Un contrat de ville plein de promesses

    mardi 21 juillet 2015

    Les contrats de ville succèdent, depuis cette année, aux contrats urbains de cohésion sociale (Cucs), et constituent le cadre d’action d’une politique de la ville profondément rénovée (lire La Dépêche de Tahiti du 1er juillet, “Les actions pour les quartiers défavorisés vont se poursuivre”). 
    La réforme de la politique de la ville fait reposer le cadre stratégique du contrat de ville sur trois piliers thématiques, à savoir l’emploi et le développement économique, le cadre de vie et le renouvellement urbain et la cohésion sociale des quartiers par une participation active des habitants. Le comité de programmation avait validé 51 projets sur 56 projets concernant l’agglomération de Papeete (neuf communes, de Mahina à Papara avec Moorea) déposés en avril, mais doit se réunir à nouveau fin septembre pour valider d’autres projets et lance pour cela un “appel à initiatives”. 
    Cet appel à initiatives, lancé il y a peu, s’appuie sur un séminaire organisé par le syndicat mixte en charge de la gestion du contrat de ville le 11 juin. Il a vocation à soutenir des projets innovants de développement social urbain, en faveur des habitants des quartiers prioritaires de l’agglomération de Papeete. Il est ouvert aux communes, aux associations et aux établissements publics ; les entreprises privées peuvent répondre également en se rapprochant des communes ou du syndicat mixte, selon les critères retenus (lire ci-dessous). “Ce qui n’empêche pas de présenter un projet qui ne correspond pas à ces critères, il pourra être étudié et choisi”, a précisé Heimana Ah-Min. “Nous les accompagnerons un peu plus finement, car cela correspondra à des axes de travail nouveaux.” 
    Les projets retenus sont variés. “Dans les projets habituels, on a les centres de vacances, portés par les associations de quartier, des programmes éducatifs d’accompagnement à la scolarité, des programmes de prévention aussi, où on allie sport et messages de prévention”, a précisé le jeune directeur. 

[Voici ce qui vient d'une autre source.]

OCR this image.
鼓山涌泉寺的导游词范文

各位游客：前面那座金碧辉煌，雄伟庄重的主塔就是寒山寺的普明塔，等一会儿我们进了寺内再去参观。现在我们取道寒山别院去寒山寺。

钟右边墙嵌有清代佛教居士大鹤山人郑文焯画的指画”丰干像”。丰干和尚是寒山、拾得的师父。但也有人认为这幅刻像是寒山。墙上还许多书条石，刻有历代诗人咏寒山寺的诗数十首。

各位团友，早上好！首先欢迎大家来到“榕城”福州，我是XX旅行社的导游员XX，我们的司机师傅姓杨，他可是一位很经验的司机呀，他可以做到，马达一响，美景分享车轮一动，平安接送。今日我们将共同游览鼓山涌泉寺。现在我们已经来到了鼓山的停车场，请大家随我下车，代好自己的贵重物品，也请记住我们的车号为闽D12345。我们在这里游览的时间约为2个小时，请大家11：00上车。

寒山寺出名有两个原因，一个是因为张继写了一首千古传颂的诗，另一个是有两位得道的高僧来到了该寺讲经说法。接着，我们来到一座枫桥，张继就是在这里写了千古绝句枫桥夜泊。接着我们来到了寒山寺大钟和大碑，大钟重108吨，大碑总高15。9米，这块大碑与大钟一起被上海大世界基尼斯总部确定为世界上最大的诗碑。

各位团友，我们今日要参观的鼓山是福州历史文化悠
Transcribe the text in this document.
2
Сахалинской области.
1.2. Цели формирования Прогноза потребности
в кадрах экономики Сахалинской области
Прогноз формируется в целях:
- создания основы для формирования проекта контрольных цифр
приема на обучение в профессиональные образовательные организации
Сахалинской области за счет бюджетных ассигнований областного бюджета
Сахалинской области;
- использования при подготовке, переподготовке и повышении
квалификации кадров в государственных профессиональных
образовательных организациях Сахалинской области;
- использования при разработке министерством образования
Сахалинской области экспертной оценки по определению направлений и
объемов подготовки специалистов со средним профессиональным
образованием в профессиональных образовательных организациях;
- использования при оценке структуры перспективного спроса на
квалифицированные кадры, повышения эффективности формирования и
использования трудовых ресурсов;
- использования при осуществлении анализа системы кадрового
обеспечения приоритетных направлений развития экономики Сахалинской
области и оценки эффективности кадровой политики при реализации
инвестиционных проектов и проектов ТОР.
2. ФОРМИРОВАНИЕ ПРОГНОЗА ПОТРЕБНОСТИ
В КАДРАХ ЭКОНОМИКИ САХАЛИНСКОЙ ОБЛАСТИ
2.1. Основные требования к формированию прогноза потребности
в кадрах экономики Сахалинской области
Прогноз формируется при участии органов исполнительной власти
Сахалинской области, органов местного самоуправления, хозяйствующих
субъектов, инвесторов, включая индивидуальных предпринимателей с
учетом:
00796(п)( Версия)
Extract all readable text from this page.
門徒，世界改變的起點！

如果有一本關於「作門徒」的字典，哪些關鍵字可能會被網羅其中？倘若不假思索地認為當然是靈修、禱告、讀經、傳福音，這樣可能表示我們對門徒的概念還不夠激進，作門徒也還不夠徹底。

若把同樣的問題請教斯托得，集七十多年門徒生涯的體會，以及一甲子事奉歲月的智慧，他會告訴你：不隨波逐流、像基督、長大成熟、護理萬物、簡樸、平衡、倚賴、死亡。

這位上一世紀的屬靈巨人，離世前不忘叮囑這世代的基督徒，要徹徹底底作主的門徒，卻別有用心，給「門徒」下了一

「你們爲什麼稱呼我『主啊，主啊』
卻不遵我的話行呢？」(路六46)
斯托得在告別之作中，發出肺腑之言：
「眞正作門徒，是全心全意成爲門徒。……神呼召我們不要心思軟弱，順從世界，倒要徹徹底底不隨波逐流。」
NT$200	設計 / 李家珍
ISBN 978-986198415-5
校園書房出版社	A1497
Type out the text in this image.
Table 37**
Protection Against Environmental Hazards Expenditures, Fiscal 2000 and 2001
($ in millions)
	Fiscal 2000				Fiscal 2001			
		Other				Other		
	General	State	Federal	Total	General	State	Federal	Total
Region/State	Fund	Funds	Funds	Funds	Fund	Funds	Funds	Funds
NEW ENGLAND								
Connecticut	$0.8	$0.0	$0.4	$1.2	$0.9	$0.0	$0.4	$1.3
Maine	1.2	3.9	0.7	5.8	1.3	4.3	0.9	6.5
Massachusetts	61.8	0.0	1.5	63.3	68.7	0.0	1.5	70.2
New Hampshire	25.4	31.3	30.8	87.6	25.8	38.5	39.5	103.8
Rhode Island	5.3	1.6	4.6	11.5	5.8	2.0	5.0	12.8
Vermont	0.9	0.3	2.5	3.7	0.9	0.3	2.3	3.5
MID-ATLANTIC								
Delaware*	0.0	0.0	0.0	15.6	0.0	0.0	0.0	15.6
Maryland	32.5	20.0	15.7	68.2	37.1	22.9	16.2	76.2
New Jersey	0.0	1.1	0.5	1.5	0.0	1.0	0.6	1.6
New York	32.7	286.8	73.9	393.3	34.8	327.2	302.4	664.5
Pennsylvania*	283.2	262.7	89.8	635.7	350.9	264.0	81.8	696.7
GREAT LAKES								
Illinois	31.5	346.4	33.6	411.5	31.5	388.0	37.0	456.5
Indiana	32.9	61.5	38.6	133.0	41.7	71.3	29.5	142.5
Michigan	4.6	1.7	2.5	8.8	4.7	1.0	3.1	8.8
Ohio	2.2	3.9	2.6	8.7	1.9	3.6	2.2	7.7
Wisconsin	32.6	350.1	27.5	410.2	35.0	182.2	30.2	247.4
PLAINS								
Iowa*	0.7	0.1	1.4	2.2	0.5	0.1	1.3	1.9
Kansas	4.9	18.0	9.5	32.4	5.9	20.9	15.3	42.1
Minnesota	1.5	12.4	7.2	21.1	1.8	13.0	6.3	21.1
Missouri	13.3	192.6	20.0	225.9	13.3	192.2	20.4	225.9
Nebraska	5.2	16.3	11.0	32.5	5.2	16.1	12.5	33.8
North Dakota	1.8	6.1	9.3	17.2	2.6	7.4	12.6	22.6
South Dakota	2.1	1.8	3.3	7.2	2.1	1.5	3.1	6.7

    Un taux de financement jusqu’à 60 % du projet

    Depuis deux ans, beaucoup de projets concernent la mise en place de jardins partagés ou communautaires. “Avec les difficultés budgétaires des familles, ces projets sont très souvent sollicités. Cela permet de nourrir les familles et de créer de la cohésion et peut déboucher sur une petite activité économique”, a complété Heimana Ah-Min. De nombreuses formations aussi sont des projets intéressants pour le contrat de ville. 
    En tout et pour tout, depuis son existence, soit une dizaine d’années, c’est près de 97 associations qui ont été appuyées par l’ex-Cucs (aujourd’hui, contrat de ville). Chaque année, ce sont environ 330 millions de francs qui sont attribués (280 octroyés par l’État, une cinquantaine par le Pays). Lors de la commission du prochain comité de programmation, fin septembre, c’est une enveloppe de 70 millions de francs qui va être attribuée à ces projets, si possible innovants. “On ne sait pas encore comment cela va être réparti, c’est pour cela que nous lançons cet appel à l’initiative”, a précisé la présidente du syndicat mixte, Tenuhiarii Faua. 
    Côté aides financières, aucun plafond n’est fixé. “On raisonne en taux de financement, il peut aller jusqu’à 60 % du projet s’il crée ou maintient de l’emploi, sinon, il est de 50 %”, précise le directeur. Il est préférable de passer par un agent communal de sa commune, chargé de la politique de la ville, pour l’accompagnement du montage de dossier. “Il est important pour nous que la commune soit associée au montage”, a-t-il précisé, rappelant que la “commune peut aussi participer au montage financier, voire à l’aide logistique.” 
    Comme toute procédure à remplir, un formulaire de cinq à six pages est à remplir pour postuler, mais dans le cadre de cet appel à initiatives, la mise en place d’une procédure simplifiée est à noter. Il suffit juste de déposer son idée, son projet sur une simple fiche de synthèse avant le 7 août. Entre le 14 août et le 1er septembre, le syndicat mixte s’engage à accompagner le porteur de projet, pour remplir le dossier de candidature. Dans un futur proche, un guide du contrat de ville devrait voir le jour pour donner quelques exemples d’actions à mener. L’objectif premier du syndicat mixte est de pouvoir former le personnel associatif pour travailler sur le long terme. “On nous prend souvent pour un établissement financier, nous sommes plus dans l’accompagnement”, temporise Heimana Ah-Min. Un contrat, clair et net, en quelque sorte.